And it was chewing that ended it all. It was masticating that ruined my life.

Be warned, fair mortal, for this story is one of destruction, death and the Curse of the Bungalow. If you so choose to step forwards into this tale, be warned.

                                                                                            ***

The night of the attack was brutal. It was cold and a snow blizzard whirled around me. The ice on the pavement (because I'm British fuck you) was slippery and my exposed ankles were showing. I know, I know, showing my ankles is a sin and I will burn in hell forever, but I cannot help that I want people to see my sexy, attractive ankles. 
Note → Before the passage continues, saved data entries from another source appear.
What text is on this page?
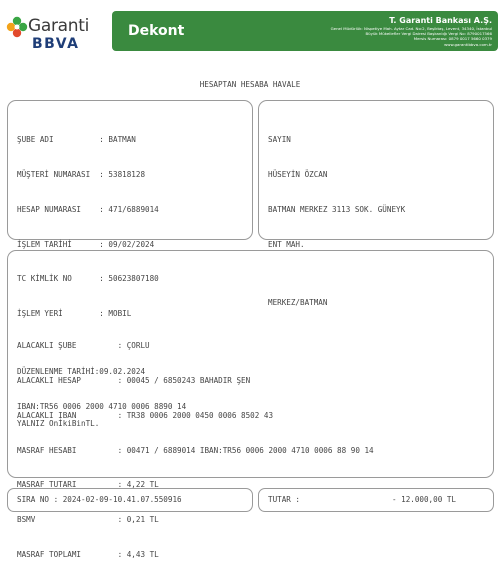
Garanti
BBVA
Dekont
T. Garanti Bankası A.Ş.
Genel Müdürlük: Nispetiye Mah. Aytar Cad. No:2, Beşiktaş, Levent, 34340, İstanbul
Büyük Mükellefler Vergi Dairesi Başkanlığı Vergi No: 8790017566
Mersis Numarası: 0879 0017 5660 0379
www.garantibbva.com.tr
HESAPTAN HESABA HAVALE

ŞUBE ADI          : BATMAN

MÜŞTERİ NUMARASI  : 53818128

HESAP NUMARASI    : 471/6889014

İŞLEM TARİHİ      : 09/02/2024

TC KİMLİK NO      : 50623807180

İŞLEM YERİ        : MOBIL

DÜZENLENME TARİHİ:09.02.2024

IBAN:TR56 0006 2000 4710 0006 8890 14

SAYIN

HÜSEYİN ÖZCAN

BATMAN MERKEZ 3113 SOK. GÜNEYK

ENT MAH.

MERKEZ/BATMAN

ALACAKLI ŞUBE         : ÇORLU

ALACAKLI HESAP        : 00045 / 6850243 BAHADIR ŞEN

ALACAKLI IBAN         : TR38 0006 2000 0450 0006 8502 43

MASRAF HESABI         : 00471 / 6889014 IBAN:TR56 0006 2000 4710 0006 88 90 14

MASRAF TUTARI         : 4,22 TL

BSMV                  : 0,21 TL

MASRAF TOPLAMI        : 4,43 TL

YALNIZ OnİkiBinTL.
SIRA NO : 2024-02-09-10.41.07.550916	TUTAR :	- 12.000,00 TL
As I was saying, the night was cold, and the only company I had was my mother and father, both hobbling along with their walking sticks. And then I felt it. A hand on my shoulder. I spun around, staring the man right in the eye. It was Volcemorte! His baguette was so close to my face that I could smell the savoury French bread scent. 

"AbrA CADabRA!" He screamed, magic shooting out of the baguette and hitting me and my parents, forcing us to the ground. My mother slipped on the ice, taking my father down with her. They both hit the ground, killing them instantly. I whipped out my baguette and didn't bother with magic, instead electing to toss said baguette at Volsinmote, killing him too. He was a fool for challenging me to a duel. Screaming into the night wind, I fell to my knees, tears streaming down my face. 

From that moment on, I knew what i should be. 

I should be the hero I've dreamed off. The baguette throwing, ankle showing, rootin' tootin' shootin' hero in all of the world. Scrap that. In all of the Galaxy. 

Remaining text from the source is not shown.